For thirty-five years I’ve been recommending William Zinsser’s On Writing Wel. It is the essential book on the craft, especially for new writers. Zinsser zeroes in on all the myths, bad habits and misunderstandings people have when they start writing.
His chapter on
clutter is worth the price of the book. “Fighting clutter is like fighting weeds–the writer is always slightly behind” (p. 13). Consider the adjective personal. It keeps popping up, as in “my personal opinion.” What possible difference in meaning is there between that and “my opinion”? If you’ve got my” in the phrase, personal is redundant. (Maybe it’s there to distinguish it from “my impersonal opinion.”)
Why do people insist on writing, “I have another point to make,” or “Let me give an example”? Just give us the darn example, please!
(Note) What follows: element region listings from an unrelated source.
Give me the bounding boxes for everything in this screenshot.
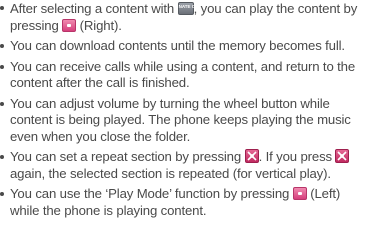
- repeat-key-icon: [244, 149, 259, 163]
- list-item: You can receive calls while using a cont…: [0, 59, 385, 92]
- repeat-key-icon: [335, 149, 350, 163]
- bullet-dot: [0, 155, 4, 159]
- text-line: even when you close the folder.: [10, 128, 191, 144]
- list-item: You can download contents until the memo…: [0, 38, 385, 55]
- right-key-icon: [62, 18, 77, 32]
- text-line: You can download contents until the memo…: [10, 38, 345, 53]
- text-line: You can use the ‘Play Mode’ function by …: [10, 186, 341, 201]
- left-key-icon: [292, 187, 307, 200]
- bullet-dot: [0, 101, 4, 106]
- bullet-list: After selecting a content with NATE OK, …: [0, 0, 385, 219]
- bullet-dot: [0, 192, 4, 196]
- nate-ok-key-icon: NATE OK: [177, 2, 199, 15]
- bullet-dot: [0, 64, 4, 69]
- bullet-dot: [0, 44, 4, 48]
- list-item: After selecting a content with NATE OK, …: [0, 0, 385, 34]
- list-item: You can use the ‘Play Mode’ function by …: [0, 186, 385, 219]
- text-line: content after the call is finished.: [10, 75, 190, 90]
- text-line: You can receive calls while using a cont…: [10, 58, 356, 74]
- text-line: After selecting a content with NATE OK, …: [10, 1, 358, 16]
- text-line: while the phone is playing content.: [10, 202, 207, 218]
- list-item: You can set a repeat section by pressing…: [0, 149, 385, 182]
- list-item: You can adjust volume by turning the whe…: [0, 96, 385, 146]
- text-line: You can adjust volume by turning the whe…: [10, 95, 330, 111]
- text-line: pressing (Right).: [10, 17, 122, 33]
- text-line: You can set a repeat section by pressing…: [10, 149, 385, 166]
- text-line: again, the selected section is repeated …: [10, 165, 331, 181]
- bullet-dot: [0, 6, 4, 10]
- text-line: content is being played. The phone keeps…: [10, 112, 351, 127]
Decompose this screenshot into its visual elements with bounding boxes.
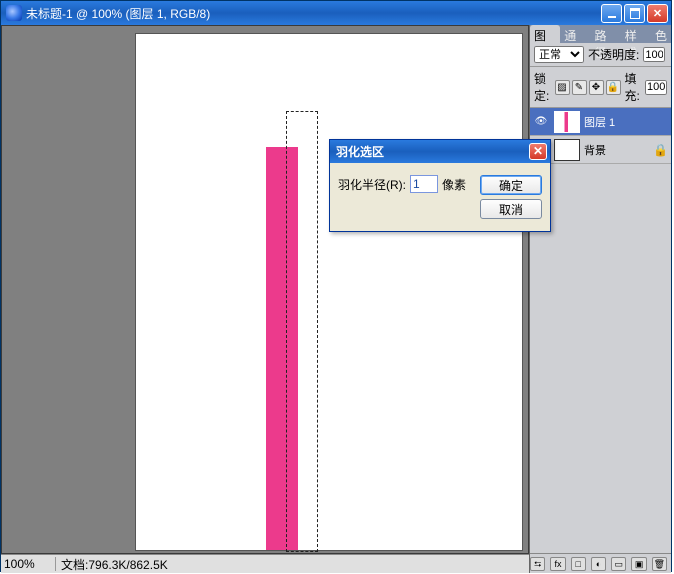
- blend-mode-select[interactable]: 正常: [534, 46, 584, 63]
- opacity-label: 不透明度:: [588, 46, 639, 63]
- dialog-title-bar[interactable]: 羽化选区 ✕: [330, 140, 550, 163]
- lock-icon: 🔒: [653, 143, 667, 157]
- cancel-button[interactable]: 取消: [480, 199, 542, 219]
- marquee-selection: [286, 111, 318, 552]
- layers-panel-footer: ⮀ fx □ ◐ ▭ ▣ 🗑: [530, 553, 671, 573]
- delete-layer-icon[interactable]: 🗑: [652, 557, 667, 571]
- dialog-title: 羽化选区: [336, 143, 529, 160]
- tab-paths[interactable]: 路径: [591, 25, 621, 43]
- canvas-viewport[interactable]: [1, 25, 529, 554]
- doc-info-value: 796.3K/862.5K: [88, 558, 167, 572]
- maximize-button[interactable]: [624, 4, 645, 23]
- layer-mask-icon[interactable]: □: [571, 557, 586, 571]
- layer-thumbnail[interactable]: [554, 139, 580, 161]
- lock-all-icon[interactable]: 🔒: [606, 80, 621, 95]
- layer-item[interactable]: 背景 🔒: [530, 136, 671, 164]
- client-area: 100% 文档:796.3K/862.5K 图层 通道 路径 样式 色 正常 不…: [1, 25, 671, 573]
- zoom-display[interactable]: 100%: [1, 557, 56, 571]
- layer-name[interactable]: 背景: [584, 142, 606, 158]
- blend-row: 正常 不透明度:: [530, 43, 671, 67]
- tab-styles[interactable]: 样式: [621, 25, 651, 43]
- document-info: 文档:796.3K/862.5K: [56, 556, 168, 573]
- lock-icons-group: ▨ ✎ ✥ 🔒: [555, 80, 621, 95]
- feather-radius-input[interactable]: [410, 175, 438, 193]
- feather-radius-field: 羽化半径(R): 像素: [338, 175, 474, 193]
- ok-button[interactable]: 确定: [480, 175, 542, 195]
- feather-radius-label: 羽化半径(R):: [338, 176, 406, 193]
- dialog-body: 羽化半径(R): 像素 确定 取消: [330, 163, 550, 231]
- app-icon: [6, 5, 22, 21]
- lock-pixels-icon[interactable]: ✎: [572, 80, 587, 95]
- lock-label: 锁定:: [534, 70, 551, 104]
- doc-info-label: 文档:: [61, 558, 88, 572]
- visibility-toggle-icon[interactable]: [532, 113, 550, 131]
- layer-style-icon[interactable]: fx: [550, 557, 565, 571]
- canvas-area: 100% 文档:796.3K/862.5K: [1, 25, 529, 573]
- panel-tabs: 图层 通道 路径 样式 色: [530, 25, 671, 43]
- opacity-input[interactable]: [643, 47, 665, 62]
- lock-row: 锁定: ▨ ✎ ✥ 🔒 填充:: [530, 67, 671, 108]
- dialog-buttons: 确定 取消: [480, 175, 542, 219]
- feather-dialog: 羽化选区 ✕ 羽化半径(R): 像素 确定 取消: [329, 139, 551, 232]
- tab-layers[interactable]: 图层: [530, 25, 560, 43]
- fill-label: 填充:: [625, 70, 642, 104]
- new-layer-icon[interactable]: ▣: [631, 557, 646, 571]
- tab-channels[interactable]: 通道: [560, 25, 590, 43]
- close-button[interactable]: ✕: [647, 4, 668, 23]
- adjustment-layer-icon[interactable]: ◐: [591, 557, 606, 571]
- lock-position-icon[interactable]: ✥: [589, 80, 604, 95]
- layer-name[interactable]: 图层 1: [584, 114, 615, 130]
- layer-thumbnail[interactable]: [554, 111, 580, 133]
- window-title: 未标题-1 @ 100% (图层 1, RGB/8): [26, 5, 601, 22]
- new-group-icon[interactable]: ▭: [611, 557, 626, 571]
- artboard: [135, 33, 523, 551]
- window-controls: ✕: [601, 4, 671, 23]
- layer-item[interactable]: 图层 1: [530, 108, 671, 136]
- tab-color[interactable]: 色: [651, 25, 671, 43]
- status-bar: 100% 文档:796.3K/862.5K: [1, 554, 529, 573]
- minimize-button[interactable]: [601, 4, 622, 23]
- fill-input[interactable]: [645, 80, 667, 95]
- panels-column: 图层 通道 路径 样式 色 正常 不透明度: 锁定: ▨ ✎ ✥ 🔒 填充:: [529, 25, 671, 573]
- feather-radius-unit: 像素: [442, 176, 466, 193]
- dialog-close-button[interactable]: ✕: [529, 143, 547, 160]
- layers-list: 图层 1 背景 🔒: [530, 108, 671, 553]
- lock-transparent-icon[interactable]: ▨: [555, 80, 570, 95]
- link-layers-icon[interactable]: ⮀: [530, 557, 545, 571]
- title-bar: 未标题-1 @ 100% (图层 1, RGB/8) ✕: [1, 1, 671, 25]
- main-window: 未标题-1 @ 100% (图层 1, RGB/8) ✕ 100% 文档:796…: [0, 0, 672, 572]
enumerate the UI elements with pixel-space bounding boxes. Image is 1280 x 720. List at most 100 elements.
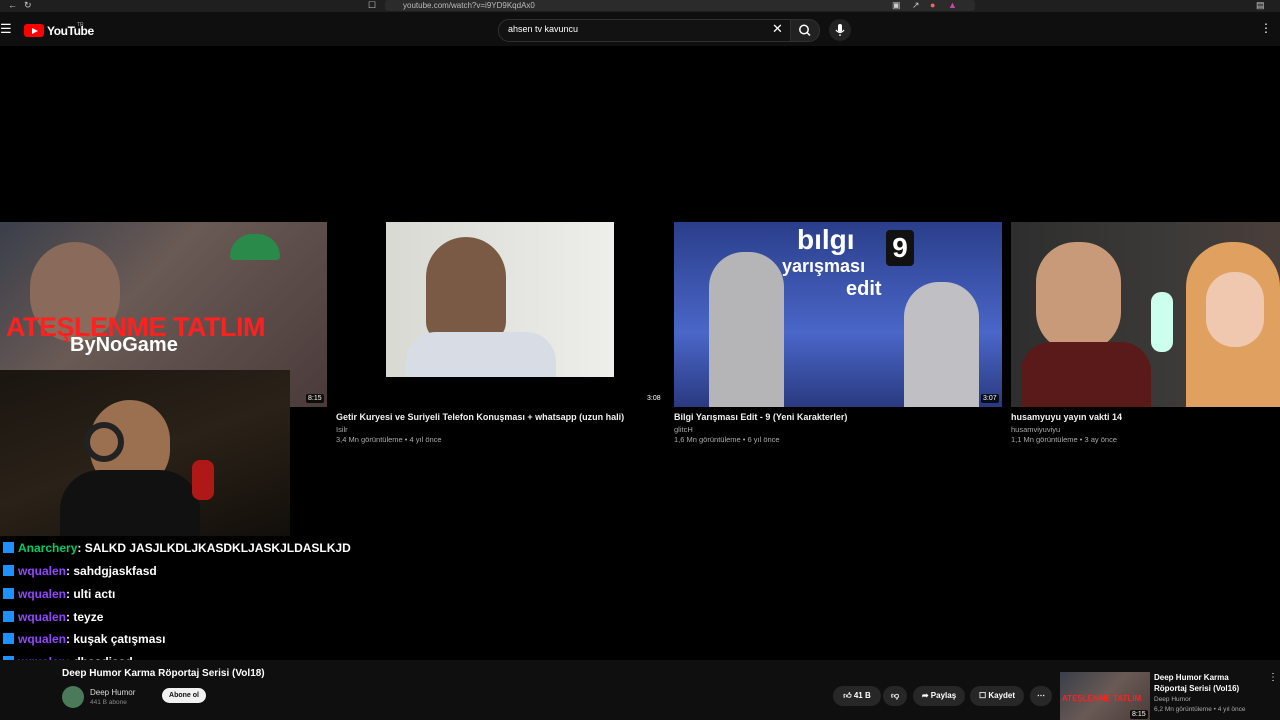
browser-toolbar: ← ↻ ☐ youtube.com/watch?v=i9YD9KqdAx0 ▣ … [0,0,1280,12]
voice-search-button[interactable] [829,19,851,41]
current-video-title: Deep Humor Karma Röportaj Serisi (Vol18) [62,668,265,679]
thumbnail-figure-right [904,282,979,407]
chat-badge-icon [3,542,14,554]
video-meta: 1,1 Mn görüntüleme • 3 ay önce [1011,435,1118,444]
video-title[interactable]: Getir Kuryesi ve Suriyeli Telefon Konuşm… [336,412,624,422]
related-channel[interactable]: Deep Humor [1154,696,1191,703]
thumbnail-person-left [1036,242,1121,352]
headset-icon [84,422,124,462]
search-query[interactable]: ahsen tv kavuncu [508,21,578,38]
video-thumbnail-4[interactable] [1011,222,1280,407]
more-actions-button[interactable]: ⋯ [1030,686,1052,706]
extension-icon-2[interactable]: ▲ [948,0,957,11]
thumbnail-number: 9 [886,230,914,266]
share-label: Paylaş [930,691,957,700]
chat-message: wqualen: kuşak çatışması [3,632,165,648]
thumbnail-hat [230,234,280,260]
share-icon: ➦ [921,691,929,700]
youtube-masthead: ☰ YouTube TR ahsen tv kavuncu ✕ ⋮ [0,12,1280,46]
window-menu-icon[interactable]: ▤ [1256,0,1265,11]
streamer-webcam [0,370,290,536]
clear-search-icon[interactable]: ✕ [772,21,783,37]
video-title[interactable]: Bilgi Yarışması Edit - 9 (Yeni Karakterl… [674,412,847,422]
more-horizontal-icon: ⋯ [1037,691,1045,700]
url-text: youtube.com/watch?v=i9YD9KqdAx0 [403,1,535,10]
share-button[interactable]: ➦ Paylaş [913,686,965,706]
thumbnail-text-yarismasi: yarışması [782,256,866,276]
chat-text: : sahdgjaskfasd [66,564,157,578]
chat-badge-icon [3,588,14,600]
region-label: TR [77,22,84,28]
related-more-icon[interactable]: ⋮ [1268,672,1278,683]
channel-avatar[interactable] [62,686,84,708]
extension-icon[interactable]: ● [930,0,935,11]
chat-username: wqualen [18,587,67,601]
youtube-logo-icon[interactable] [24,24,44,37]
save-button[interactable]: ☐ Kaydet [970,686,1024,706]
thumbnail-mic [1151,292,1173,352]
chat-username: wqualen [18,632,67,646]
webcam-shirt [60,470,200,536]
subscribe-button[interactable]: Abone ol [162,688,206,703]
dislike-button[interactable]: 👎︎ [883,686,907,706]
video-channel[interactable]: glitcH [674,425,693,434]
more-options-icon[interactable]: ⋮ [1260,21,1272,35]
microphone-icon [192,460,214,500]
thumbnail-overlay-sub: ByNoGame [70,334,178,356]
dislike-icon: 👎︎ [890,691,900,700]
chat-badge-icon [3,611,14,623]
thumbnail-figure-left [709,252,784,407]
chat-username: wqualen [18,564,67,578]
subscriber-count: 441 B abone [90,699,127,706]
video-channel[interactable]: husamviyuviyu [1011,425,1060,434]
back-icon[interactable]: ← [8,0,17,11]
like-icon: 👍︎ [843,691,852,700]
thumbnail-text-bilgi: bılgı [797,224,855,255]
thumbnail-subtitle-area [386,377,614,407]
search-icon [799,24,811,37]
chat-badge-icon [3,565,14,577]
like-button[interactable]: 👍︎ 41 B [833,686,881,706]
channel-name[interactable]: Deep Humor [90,688,135,697]
bookmark-icon[interactable]: ☐ [368,0,376,11]
cast-icon[interactable]: ▣ [892,0,901,11]
thumbnail-shirt [1021,342,1151,407]
video-thumbnail-2[interactable] [386,222,614,377]
video-meta: 3,4 Mn görüntüleme • 4 yıl önce [336,435,442,444]
like-count: 41 B [853,691,871,700]
chat-text: : SALKD JASJLKDLJKASDKLJASKJLDASLKJD [77,541,351,555]
chat-message: wqualen: ulti actı [3,587,115,603]
related-meta: 6,2 Mn görüntüleme • 4 yıl önce [1154,706,1246,713]
video-duration: 8:15 [306,394,324,403]
youtube-logo-text[interactable]: YouTube [47,24,94,38]
chat-message: wqualen: sahdgjaskfasd [3,564,157,580]
save-label: Kaydet [988,691,1016,700]
hamburger-menu-icon[interactable]: ☰ [0,21,12,37]
thumbnail-figure [426,237,506,342]
related-video-thumbnail[interactable]: ATEŞLENME TATLIM 8:15 [1060,672,1150,720]
chat-text: : ulti actı [66,587,116,601]
address-bar[interactable]: youtube.com/watch?v=i9YD9KqdAx0 [385,0,975,11]
thumbnail-face-right [1206,272,1264,347]
related-duration: 8:15 [1130,710,1148,719]
video-meta: 1,6 Mn görüntüleme • 6 yıl önce [674,435,780,444]
share-page-icon[interactable]: ↗ [912,0,920,11]
video-channel[interactable]: Isilr [336,425,348,434]
video-duration: 3:08 [647,395,661,402]
thumbnail-shirt [406,332,556,377]
chat-message: Anarchery: SALKD JASJLKDLJKASDKLJASKJLDA… [3,541,351,557]
video-title[interactable]: husamyuyu yayın vakti 14 [1011,412,1122,422]
video-thumbnail-3[interactable]: bılgı 9 yarışması edit 3:07 [674,222,1002,407]
related-thumbnail-text: ATEŞLENME TATLIM [1062,694,1142,703]
related-video-title[interactable]: Deep Humor Karma Röportaj Serisi (Vol16) [1154,672,1260,694]
chat-message: wqualen: teyze [3,610,103,626]
save-icon: ☐ [978,691,987,700]
chat-text: : teyze [66,610,104,624]
chat-text: : kuşak çatışması [66,632,166,646]
search-button[interactable] [790,19,820,42]
video-duration: 3:07 [981,394,999,403]
chat-badge-icon [3,633,14,645]
chat-username: wqualen [18,610,67,624]
mic-icon [835,24,845,36]
reload-icon[interactable]: ↻ [24,0,32,11]
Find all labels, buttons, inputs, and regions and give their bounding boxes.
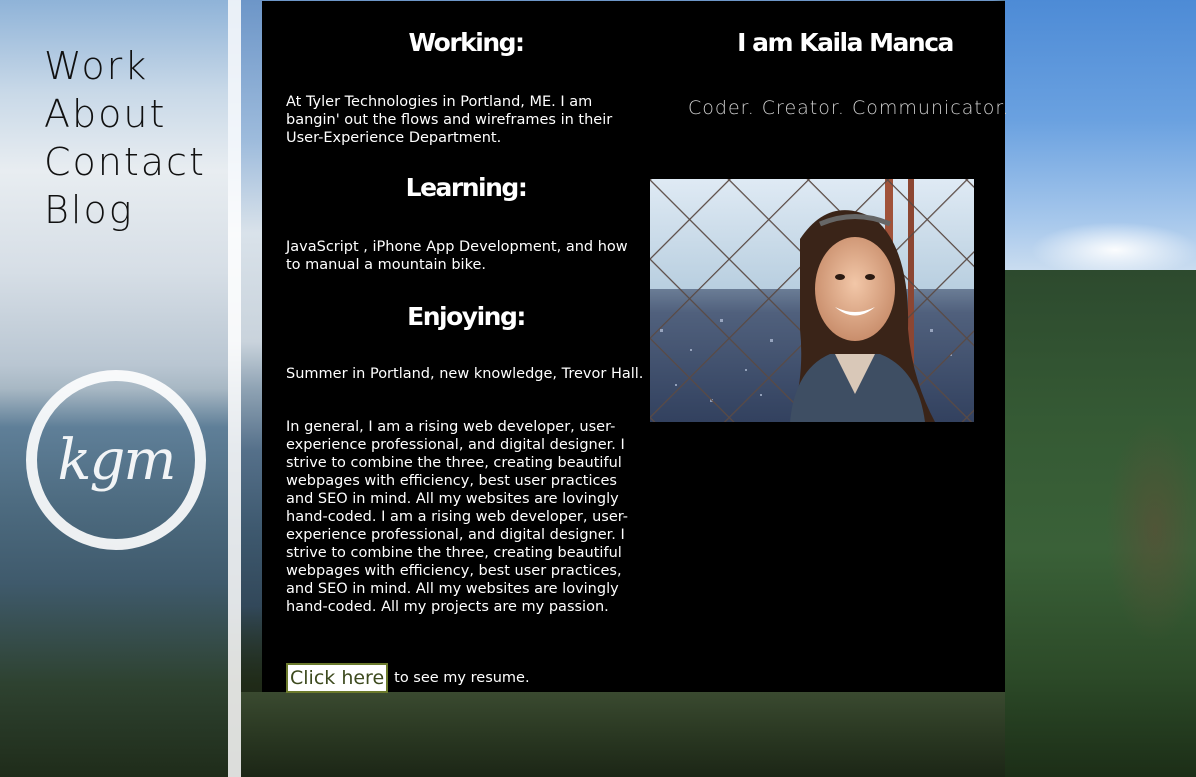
sidebar-divider <box>228 0 241 777</box>
text-learning: JavaScript , iPhone App Development, and… <box>286 239 628 273</box>
heading-enjoying: Enjoying: <box>407 302 526 331</box>
nav-item-work[interactable]: Work <box>44 42 206 90</box>
nav-item-about[interactable]: About <box>44 90 206 138</box>
heading-working: Working: <box>408 28 525 57</box>
logo[interactable]: kgm <box>26 370 206 550</box>
main-nav: Work About Contact Blog <box>44 42 206 234</box>
heading-learning: Learning: <box>405 173 528 202</box>
resume-suffix: to see my resume. <box>394 670 530 686</box>
logo-monogram: kgm <box>57 427 177 493</box>
nav-item-contact[interactable]: Contact <box>44 138 206 186</box>
nav-item-blog[interactable]: Blog <box>44 186 206 234</box>
resume-line: Click here to see my resume. <box>286 663 646 693</box>
resume-button[interactable]: Click here <box>286 663 389 693</box>
text-enjoying: Summer in Portland, new knowledge, Trevo… <box>286 366 644 382</box>
profile-name: I am Kaila Manca <box>737 28 954 57</box>
profile-tagline: Coder. Creator. Communicator. <box>688 97 1010 119</box>
background-forest <box>1005 270 1196 777</box>
text-general: In general, I am a rising web developer,… <box>286 419 629 615</box>
text-working: At Tyler Technologies in Portland, ME. I… <box>286 94 613 146</box>
profile-photo <box>650 179 974 422</box>
content-panel: Working: At Tyler Technologies in Portla… <box>262 1 1010 693</box>
background-bottom <box>241 692 1005 777</box>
Cut the clutter, ruthlessly.
Yes, I know why people write like that. They are taking time to gather their thoughts, get a running start on an idea before they jump. Fair enough. Just clean up your mess afterward so readers don’t have to wade through your half-formed prose.
“Clutter is the ponderous euphemism that turns a slum into a depressed socioeconomic area, garbage collectors into waste disposal personnel and the town dump into the volume reduction unit” (p. 13). Jargon and hackneyed phrases are the bane of every profession. We can drown in scalable, vertical ecosystems that take us to the next level, crisiswise.
So this word to the wise: After you write, Zinsserize.